İyi güzelde, nedir bu Dingonun Ahırı, hikayesini bileniniz var mı?…
Bugünkü yazımda sizlere gerçek bir hikayenin günümüze yerleşmiş ifadesinin nereden geldiğini anlatmak istiyorum.
Dingo'nun Ahırı...
Gelin biraz eskilere gidelim, çok eskilere.
Hikayemiz İstanbul da başlar, Beyoğlu’na çıkmayanınız yoktur değil mi?
Taksim’den başlayıp, Tünel’e kadar 2 kilometrelik İstiklal Caddesi’ni baştan başa arşınlayan o elektrikli tramvaylar 1872 yılında atlar ile kullanılmaya başlanmıştı.
Ucuz olması sebebiyle halk tarafından da benimsenmiş ve sevilmişti.
Tramvayları çeken atlarda sonuçta birer canlı ve yoruluyorlardı.
Şişhane yokuşunda yorulan atlar Taksim’de dinlendiriliyor, dinlenen atlarla değiştiriliyordu.
Seferlerde en ufak bir aksama da olmuyordu.
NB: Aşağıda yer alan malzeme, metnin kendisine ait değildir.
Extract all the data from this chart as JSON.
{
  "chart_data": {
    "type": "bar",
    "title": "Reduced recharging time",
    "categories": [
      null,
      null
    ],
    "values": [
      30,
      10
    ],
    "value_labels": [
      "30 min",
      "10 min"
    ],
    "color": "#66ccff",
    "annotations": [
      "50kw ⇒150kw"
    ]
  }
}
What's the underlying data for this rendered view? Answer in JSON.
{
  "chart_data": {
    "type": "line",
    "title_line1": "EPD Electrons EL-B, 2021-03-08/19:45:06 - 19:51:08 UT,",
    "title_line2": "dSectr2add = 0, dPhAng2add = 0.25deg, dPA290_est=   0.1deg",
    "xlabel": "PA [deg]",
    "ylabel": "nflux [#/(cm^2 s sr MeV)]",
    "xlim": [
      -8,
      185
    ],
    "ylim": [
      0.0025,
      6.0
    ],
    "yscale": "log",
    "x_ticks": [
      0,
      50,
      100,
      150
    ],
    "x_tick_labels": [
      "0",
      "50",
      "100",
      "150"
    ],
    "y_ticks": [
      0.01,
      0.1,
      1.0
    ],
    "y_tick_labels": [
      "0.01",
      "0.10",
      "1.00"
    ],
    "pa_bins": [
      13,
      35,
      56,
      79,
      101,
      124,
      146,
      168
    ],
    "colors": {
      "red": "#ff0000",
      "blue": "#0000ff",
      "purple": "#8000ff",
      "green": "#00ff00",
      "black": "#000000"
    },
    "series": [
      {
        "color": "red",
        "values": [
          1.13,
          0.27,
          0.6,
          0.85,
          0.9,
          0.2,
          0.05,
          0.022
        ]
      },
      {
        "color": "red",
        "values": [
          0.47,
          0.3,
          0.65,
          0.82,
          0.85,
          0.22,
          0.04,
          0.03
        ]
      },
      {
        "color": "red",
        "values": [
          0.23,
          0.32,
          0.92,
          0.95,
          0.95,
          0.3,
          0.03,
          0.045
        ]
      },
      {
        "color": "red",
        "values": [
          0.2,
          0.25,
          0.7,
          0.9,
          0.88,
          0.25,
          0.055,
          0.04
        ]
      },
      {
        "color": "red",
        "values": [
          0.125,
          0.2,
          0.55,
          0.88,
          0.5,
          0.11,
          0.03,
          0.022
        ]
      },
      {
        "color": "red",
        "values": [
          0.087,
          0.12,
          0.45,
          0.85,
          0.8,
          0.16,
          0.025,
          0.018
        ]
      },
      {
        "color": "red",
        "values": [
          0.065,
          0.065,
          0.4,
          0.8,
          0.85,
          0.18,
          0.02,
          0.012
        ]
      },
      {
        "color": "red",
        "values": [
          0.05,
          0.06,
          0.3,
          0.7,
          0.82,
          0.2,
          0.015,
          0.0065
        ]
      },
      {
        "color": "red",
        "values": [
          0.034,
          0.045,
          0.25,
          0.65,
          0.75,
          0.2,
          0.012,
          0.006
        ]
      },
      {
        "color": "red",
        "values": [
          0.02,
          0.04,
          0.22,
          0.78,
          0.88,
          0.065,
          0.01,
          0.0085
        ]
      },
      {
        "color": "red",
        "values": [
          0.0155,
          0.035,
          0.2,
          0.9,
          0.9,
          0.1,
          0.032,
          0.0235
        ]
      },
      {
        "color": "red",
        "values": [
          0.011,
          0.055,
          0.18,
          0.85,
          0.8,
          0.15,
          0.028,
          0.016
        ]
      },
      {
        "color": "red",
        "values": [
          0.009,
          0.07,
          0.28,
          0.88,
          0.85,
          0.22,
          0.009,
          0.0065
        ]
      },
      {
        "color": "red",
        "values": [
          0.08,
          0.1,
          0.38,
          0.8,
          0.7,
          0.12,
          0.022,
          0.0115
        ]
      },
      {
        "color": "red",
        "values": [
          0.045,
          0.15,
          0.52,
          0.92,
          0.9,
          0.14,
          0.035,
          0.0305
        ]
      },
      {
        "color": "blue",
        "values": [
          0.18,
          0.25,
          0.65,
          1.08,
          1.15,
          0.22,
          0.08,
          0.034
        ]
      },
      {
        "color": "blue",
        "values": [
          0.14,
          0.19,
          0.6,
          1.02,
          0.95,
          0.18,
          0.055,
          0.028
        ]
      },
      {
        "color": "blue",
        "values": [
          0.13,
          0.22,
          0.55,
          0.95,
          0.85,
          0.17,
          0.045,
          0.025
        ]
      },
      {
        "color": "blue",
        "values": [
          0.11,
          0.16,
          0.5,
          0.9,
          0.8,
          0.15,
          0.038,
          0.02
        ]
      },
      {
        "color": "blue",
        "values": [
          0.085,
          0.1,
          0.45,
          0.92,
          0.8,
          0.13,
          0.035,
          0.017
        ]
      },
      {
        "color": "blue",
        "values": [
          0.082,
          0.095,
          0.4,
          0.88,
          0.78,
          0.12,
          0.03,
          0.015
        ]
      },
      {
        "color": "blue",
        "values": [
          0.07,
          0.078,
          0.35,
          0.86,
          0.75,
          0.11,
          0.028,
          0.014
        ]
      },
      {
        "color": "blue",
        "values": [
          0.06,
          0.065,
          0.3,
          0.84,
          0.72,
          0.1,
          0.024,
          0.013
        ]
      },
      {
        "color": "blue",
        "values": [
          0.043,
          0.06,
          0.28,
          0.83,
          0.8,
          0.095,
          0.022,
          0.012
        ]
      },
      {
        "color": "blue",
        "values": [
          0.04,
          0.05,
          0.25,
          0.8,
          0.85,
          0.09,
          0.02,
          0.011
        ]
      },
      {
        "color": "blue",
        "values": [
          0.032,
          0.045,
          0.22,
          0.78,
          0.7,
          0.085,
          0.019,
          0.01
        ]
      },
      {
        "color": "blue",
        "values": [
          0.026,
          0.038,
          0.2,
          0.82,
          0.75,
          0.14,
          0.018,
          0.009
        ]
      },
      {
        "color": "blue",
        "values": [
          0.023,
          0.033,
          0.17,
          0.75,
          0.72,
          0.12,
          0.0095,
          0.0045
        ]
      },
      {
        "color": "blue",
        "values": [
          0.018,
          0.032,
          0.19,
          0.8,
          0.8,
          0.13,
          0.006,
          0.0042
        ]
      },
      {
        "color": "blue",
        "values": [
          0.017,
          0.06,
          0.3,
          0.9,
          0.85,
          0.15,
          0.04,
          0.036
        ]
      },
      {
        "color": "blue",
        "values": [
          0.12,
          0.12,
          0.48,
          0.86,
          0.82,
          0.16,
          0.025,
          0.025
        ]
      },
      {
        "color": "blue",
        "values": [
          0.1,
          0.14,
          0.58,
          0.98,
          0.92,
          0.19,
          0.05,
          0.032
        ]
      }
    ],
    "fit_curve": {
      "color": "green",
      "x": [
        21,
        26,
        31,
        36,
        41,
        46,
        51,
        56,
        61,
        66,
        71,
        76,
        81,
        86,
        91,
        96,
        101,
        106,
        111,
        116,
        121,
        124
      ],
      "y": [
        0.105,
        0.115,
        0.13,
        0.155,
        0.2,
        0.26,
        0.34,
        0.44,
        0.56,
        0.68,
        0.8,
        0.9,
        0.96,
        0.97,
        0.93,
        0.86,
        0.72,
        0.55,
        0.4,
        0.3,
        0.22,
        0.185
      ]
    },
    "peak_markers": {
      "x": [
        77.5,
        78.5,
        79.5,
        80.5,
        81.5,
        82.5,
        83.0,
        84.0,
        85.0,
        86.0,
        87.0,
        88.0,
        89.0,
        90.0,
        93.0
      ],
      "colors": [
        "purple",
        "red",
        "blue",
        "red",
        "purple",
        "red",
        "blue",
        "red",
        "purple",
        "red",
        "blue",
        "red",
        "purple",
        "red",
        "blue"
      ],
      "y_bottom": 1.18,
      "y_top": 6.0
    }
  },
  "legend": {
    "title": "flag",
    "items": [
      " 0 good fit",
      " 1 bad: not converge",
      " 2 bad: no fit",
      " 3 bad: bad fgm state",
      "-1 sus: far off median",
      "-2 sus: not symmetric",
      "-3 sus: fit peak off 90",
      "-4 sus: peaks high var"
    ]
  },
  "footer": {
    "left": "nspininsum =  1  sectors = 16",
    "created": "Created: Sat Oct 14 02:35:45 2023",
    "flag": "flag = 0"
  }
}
En çok yorulan atlarda Şişhane ve Kurtuluş arasında çalışan tramvayı çeken atlardı.
Bu atlar Dingo isminde bir ahır sahibinin ahırında dinlendiriyorlardı.
Tramvay hattı o kadar yoğun çalışıyordu ki, Dingo'nun ahırına giren çıkan atların sayısı sayılamayacak kadar çoktu.
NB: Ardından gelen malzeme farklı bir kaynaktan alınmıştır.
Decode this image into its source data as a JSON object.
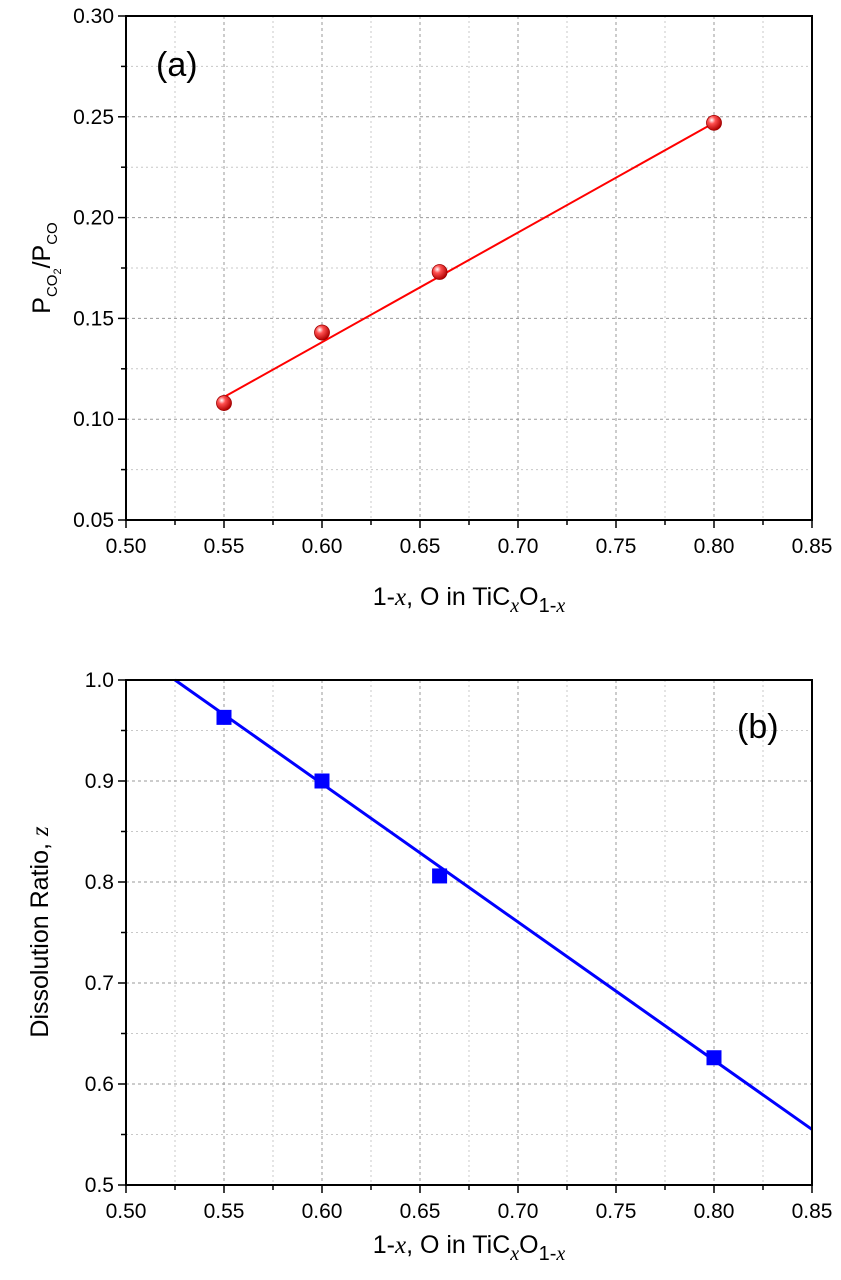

Fakat Dingo'nun bir kusuru vardı. Dingo hiç ayık gezmez, devamlı alkol alır ve genelde de sarhoş olurdu.
Bu yüzden de ahırdaki kayıt defteri doğru düzgün tutulmadığı gibi hangi at yorgun, hangi at dinlenmiş belli değildi.
Yorgun atı getirenler bazen bir önceki seferde yorulan atı alıp gidebiliyorlardı.
Girenin çıkanın belli olmadığı Dingo'nun Ahırı zamanla Türkçemize de bir deyim olarak yerleşmiş oldu.
Ne kadar garip değil mi ?
Dingonun Ahırını anlattım, peki Dingo kimdi?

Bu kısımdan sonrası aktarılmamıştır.